Captain Konstanz’s eye had been installed in my main dorsal turret. Nod had spliced the optic nerve directly into my main tactical array. The resulting view was less than perfect, but hopefully it would be enough. The Lucy’s Ghost had been destroyed by a creature invisible to her defensive systems, but visible to her human crew. With luck, the captain’s eye would save us from a similar fate.
“It’s like looking through a dark glass,” I said honestly. “The resolution’s fuzzy and it only works on a ridiculously narrow range of frequencies. There’s no infrared, no X-rays or ultraviolet. But it’s better than nothing.”
Penitence winced. “I can’t bear the thought of it. All that greasy tissue.”
To starboard, the Northern Lights danced in the sky, their ethereal green radiance mirrored by the glass-smooth sea.
“You know underneath all your other systems, you’re running on a kilogram and a half of cloned human brain,” I told him.
He drew his cloak around his stick-thin body and shuddered. “Urgh. Don’t remind me.”
During this exchange, Lucy had been leaning over the rail, watching the bow cut through the dark water. Now, she looked up.
Penitence raised his eyebrows. “I beg your pardon?”
“You heard.”
I watched him bristle. Newly forming conscience or not, he remained a prideful beast. “I’m a fully armed heavy cruiser,” he said, narrowing his eyes. “What makes you think you can talk to me like that?”
Lucy grinned. “Because firstly, I’m a damn sight older than you, dearie; secondly, I know a snob when I see one; and thirdly, I don’t give a cargo hold full of rat droppings what you think of me.”
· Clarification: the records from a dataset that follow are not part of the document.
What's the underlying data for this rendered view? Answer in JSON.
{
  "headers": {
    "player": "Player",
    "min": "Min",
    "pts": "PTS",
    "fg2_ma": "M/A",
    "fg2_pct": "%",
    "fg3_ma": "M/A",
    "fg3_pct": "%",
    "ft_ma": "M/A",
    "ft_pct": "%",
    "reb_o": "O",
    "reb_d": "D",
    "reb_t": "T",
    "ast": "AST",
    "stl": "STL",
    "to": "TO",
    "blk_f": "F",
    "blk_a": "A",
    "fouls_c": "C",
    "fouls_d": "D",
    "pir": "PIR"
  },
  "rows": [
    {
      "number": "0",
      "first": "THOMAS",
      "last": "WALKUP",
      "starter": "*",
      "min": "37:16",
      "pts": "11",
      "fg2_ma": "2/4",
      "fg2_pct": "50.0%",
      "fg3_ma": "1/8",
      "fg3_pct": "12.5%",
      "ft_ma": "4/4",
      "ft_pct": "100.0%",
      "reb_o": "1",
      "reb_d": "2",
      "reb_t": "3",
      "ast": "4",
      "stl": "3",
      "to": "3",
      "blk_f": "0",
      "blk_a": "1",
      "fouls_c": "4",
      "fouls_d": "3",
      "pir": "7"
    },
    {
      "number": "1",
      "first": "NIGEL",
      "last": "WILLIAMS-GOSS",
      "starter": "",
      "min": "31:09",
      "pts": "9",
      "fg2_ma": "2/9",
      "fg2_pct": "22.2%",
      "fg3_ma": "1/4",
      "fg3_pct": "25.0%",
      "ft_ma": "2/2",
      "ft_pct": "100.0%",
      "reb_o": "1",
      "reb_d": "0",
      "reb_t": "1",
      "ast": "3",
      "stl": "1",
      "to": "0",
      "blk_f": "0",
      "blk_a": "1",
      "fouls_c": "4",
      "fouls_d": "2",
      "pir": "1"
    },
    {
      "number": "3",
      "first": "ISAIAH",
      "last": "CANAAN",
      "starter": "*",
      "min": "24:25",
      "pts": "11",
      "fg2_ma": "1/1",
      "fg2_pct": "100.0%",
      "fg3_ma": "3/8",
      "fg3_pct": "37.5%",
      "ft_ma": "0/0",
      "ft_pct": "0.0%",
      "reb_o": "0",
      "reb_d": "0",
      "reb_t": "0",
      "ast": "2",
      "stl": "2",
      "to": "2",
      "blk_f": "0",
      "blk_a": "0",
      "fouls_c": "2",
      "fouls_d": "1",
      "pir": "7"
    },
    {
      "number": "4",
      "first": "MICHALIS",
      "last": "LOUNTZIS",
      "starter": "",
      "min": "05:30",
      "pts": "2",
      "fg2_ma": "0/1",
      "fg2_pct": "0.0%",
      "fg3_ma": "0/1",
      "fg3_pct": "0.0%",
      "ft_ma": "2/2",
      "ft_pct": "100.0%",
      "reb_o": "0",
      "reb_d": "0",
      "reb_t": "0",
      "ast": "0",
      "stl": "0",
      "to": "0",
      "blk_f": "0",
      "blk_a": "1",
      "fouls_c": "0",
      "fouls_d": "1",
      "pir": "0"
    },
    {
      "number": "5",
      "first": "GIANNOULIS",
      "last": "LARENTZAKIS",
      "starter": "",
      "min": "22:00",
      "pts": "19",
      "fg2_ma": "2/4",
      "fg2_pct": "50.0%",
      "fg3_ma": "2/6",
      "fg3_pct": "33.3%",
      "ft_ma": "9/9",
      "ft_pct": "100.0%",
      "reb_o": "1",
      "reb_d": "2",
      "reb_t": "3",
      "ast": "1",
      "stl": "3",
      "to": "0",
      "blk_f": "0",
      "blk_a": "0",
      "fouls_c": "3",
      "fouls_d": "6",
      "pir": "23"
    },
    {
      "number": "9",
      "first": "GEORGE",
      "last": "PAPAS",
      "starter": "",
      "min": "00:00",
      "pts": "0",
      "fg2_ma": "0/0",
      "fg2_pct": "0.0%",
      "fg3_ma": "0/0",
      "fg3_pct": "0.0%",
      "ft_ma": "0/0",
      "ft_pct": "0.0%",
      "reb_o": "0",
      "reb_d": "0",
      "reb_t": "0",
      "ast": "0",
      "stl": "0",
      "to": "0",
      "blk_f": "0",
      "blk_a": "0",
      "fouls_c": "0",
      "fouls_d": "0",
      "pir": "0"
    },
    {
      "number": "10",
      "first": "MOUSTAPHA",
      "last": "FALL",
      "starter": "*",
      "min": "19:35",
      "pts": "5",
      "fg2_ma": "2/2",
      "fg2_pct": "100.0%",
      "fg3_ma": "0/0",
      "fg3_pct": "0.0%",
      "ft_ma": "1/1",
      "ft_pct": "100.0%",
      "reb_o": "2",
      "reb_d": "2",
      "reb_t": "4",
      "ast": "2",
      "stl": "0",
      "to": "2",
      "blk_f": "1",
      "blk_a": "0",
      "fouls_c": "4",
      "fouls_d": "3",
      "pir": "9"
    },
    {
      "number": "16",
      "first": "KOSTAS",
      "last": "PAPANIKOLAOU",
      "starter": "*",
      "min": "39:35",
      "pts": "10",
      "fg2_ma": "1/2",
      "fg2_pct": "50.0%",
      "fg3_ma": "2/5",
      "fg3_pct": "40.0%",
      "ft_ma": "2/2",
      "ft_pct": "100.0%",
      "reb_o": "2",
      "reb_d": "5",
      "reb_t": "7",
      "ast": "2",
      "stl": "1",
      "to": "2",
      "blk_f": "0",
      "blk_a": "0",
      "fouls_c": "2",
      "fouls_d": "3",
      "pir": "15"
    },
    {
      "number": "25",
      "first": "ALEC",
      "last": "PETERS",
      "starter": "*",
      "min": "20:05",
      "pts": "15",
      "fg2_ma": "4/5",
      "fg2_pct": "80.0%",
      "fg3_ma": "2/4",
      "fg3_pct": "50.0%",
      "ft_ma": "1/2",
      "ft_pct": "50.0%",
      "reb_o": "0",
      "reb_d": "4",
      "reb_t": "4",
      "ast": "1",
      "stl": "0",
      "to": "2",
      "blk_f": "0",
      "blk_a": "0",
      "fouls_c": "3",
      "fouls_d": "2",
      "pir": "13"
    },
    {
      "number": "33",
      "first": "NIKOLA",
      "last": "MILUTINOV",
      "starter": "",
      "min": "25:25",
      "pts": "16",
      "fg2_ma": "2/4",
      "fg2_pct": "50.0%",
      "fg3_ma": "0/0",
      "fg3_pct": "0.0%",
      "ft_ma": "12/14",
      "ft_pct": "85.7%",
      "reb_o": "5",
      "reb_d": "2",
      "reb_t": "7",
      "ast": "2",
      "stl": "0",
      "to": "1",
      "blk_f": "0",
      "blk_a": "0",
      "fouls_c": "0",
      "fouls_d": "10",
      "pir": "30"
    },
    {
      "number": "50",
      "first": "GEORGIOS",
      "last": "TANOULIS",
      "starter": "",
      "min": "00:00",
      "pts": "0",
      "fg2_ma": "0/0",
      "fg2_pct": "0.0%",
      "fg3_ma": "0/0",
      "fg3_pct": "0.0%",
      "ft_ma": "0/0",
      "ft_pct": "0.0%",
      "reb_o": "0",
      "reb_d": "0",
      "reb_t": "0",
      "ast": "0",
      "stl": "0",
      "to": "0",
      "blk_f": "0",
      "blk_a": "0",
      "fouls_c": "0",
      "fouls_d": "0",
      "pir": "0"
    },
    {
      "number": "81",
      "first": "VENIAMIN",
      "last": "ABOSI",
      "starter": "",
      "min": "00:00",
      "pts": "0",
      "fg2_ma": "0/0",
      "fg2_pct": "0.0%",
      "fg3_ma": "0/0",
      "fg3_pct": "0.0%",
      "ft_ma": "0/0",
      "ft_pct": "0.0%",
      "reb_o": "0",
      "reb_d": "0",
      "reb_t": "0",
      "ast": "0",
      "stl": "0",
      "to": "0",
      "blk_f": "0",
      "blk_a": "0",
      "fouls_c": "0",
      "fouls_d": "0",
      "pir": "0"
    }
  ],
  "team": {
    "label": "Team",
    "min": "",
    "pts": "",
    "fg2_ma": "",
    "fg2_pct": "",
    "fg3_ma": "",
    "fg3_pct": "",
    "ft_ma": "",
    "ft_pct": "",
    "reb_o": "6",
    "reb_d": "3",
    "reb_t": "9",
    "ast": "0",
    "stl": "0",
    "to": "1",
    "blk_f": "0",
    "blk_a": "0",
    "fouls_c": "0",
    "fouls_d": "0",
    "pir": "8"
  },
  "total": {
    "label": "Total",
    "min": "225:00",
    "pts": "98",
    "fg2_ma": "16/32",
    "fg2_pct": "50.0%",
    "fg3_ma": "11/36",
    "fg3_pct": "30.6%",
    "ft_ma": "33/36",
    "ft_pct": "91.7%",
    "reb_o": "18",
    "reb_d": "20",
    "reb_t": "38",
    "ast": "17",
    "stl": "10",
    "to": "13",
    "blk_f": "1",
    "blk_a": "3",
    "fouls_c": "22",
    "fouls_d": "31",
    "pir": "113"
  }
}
Penitence’s eyes flashed fire. His fingers flexed, as if ready to claw the child. But Lucy simply raised her chin in defiance. For a moment, the air between them shimmered. Then Penitence sighed and his shoulders slumped. “You’re probably right.”
“I know I am, dearie. You just need to be a bit more philosophical about things.” Lucy spread her little hands. “We’re all human, in some shape or form. Don’t let yourself get so hung up on the hardware; it’s the software that counts.”